Phonotactic learning, treating each word in isolation, can uncover some ranking information. Once morphological constituency information is grasped by the learner, some underlying feature values can be determined on the basis of the ranking information provided by phonotactic learning, by using inconsistency detection to test different values for the underlying forms of morphemes. However, this is insufficient for learning the full phonology when the relevant ranking information isn't phonotactically apparent. Paradigmatic information must be used.

Learning such phonologies is non-trivial because of the interdependence of the morphemic underlying forms with each other, and with the mapping. If a learner entertains several possible underlying forms for a root, the consequences (in terms of surface realizations) of each considered underlying form depends upon the underlying forms chosen for the affixes that the root combines with. The consequences of underlying form choice for each of those affixes depends upon the underlying form for other roots they can combine with, and so forth. All surface consequences of considered underlying forms are affected by knowledge of the ranking (or lack thereof). In short, everything seems to depend upon everything.

The learner needs to balance two considerations when learning from paradigmatic information: information content and computational efficiency. The learner needs to simultaneously process units of data that are large enough to contain the needed information: single words aren't sufficient. On the other hand, the units should be small enough to be reasonably processed. The entire data set certainly contains the desired paradigmatic information, but considering all possible lexica across the entire paradigm simultaneously will be intractable.

Contrast pairs are pairs of words that differ in only a single morpheme, where the two differing morphemes surface non-identically. Contrast pairs provide paradigmatic information, and can determine the underlying values of certain alternating features. This is because morphemic contrast implicates a causal role for underlying feature values: if two morphemes surface differently in the same environment, they must have different underlying feature values that actually cause the surface differences. Contrast pairs also strike a balance between information content and computational cost: they contain paradigmatic information not available from single words in isolation, but only involve a small portion of the lexicon.

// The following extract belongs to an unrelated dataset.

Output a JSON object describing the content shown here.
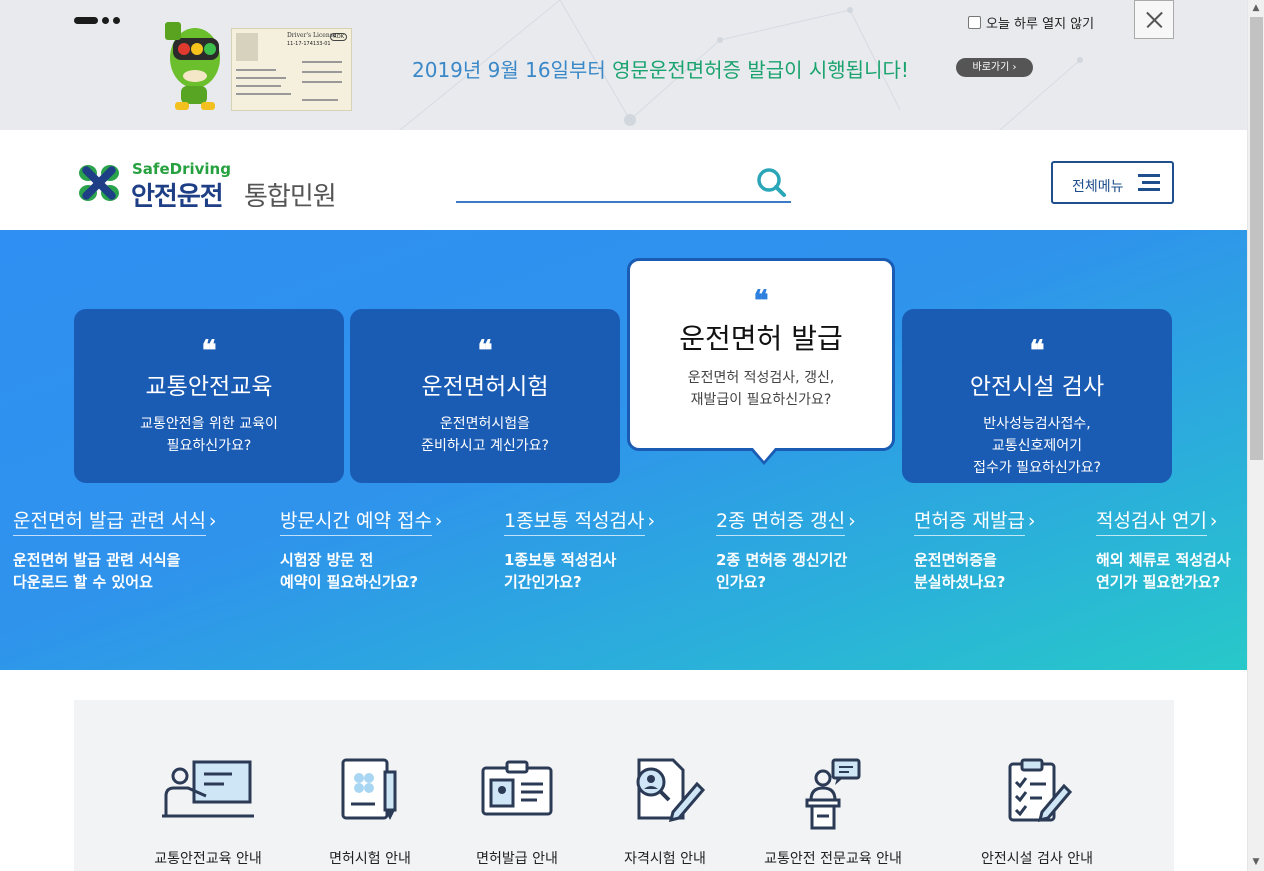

Once contrast pairs have been used to set the underlying form for a morpheme, the learner can look at words where that underlying form is not faithfully realized on the surface, and learn non-phonotactic ranking information. That ranking information can then be used to determine the underlying values of additional features. The processes of setting the underlying feature values and determining ranking information feed each other, leading to the learning of the phonology. Contrast pairs provide key paradigmatic information, making it possible to set the underlying values of some key alternating features, and thus providing a crucial entry into the portions of the grammar that are not phonotactically visible.
Type:Paper/tech report
Article:This article has been withdrawn.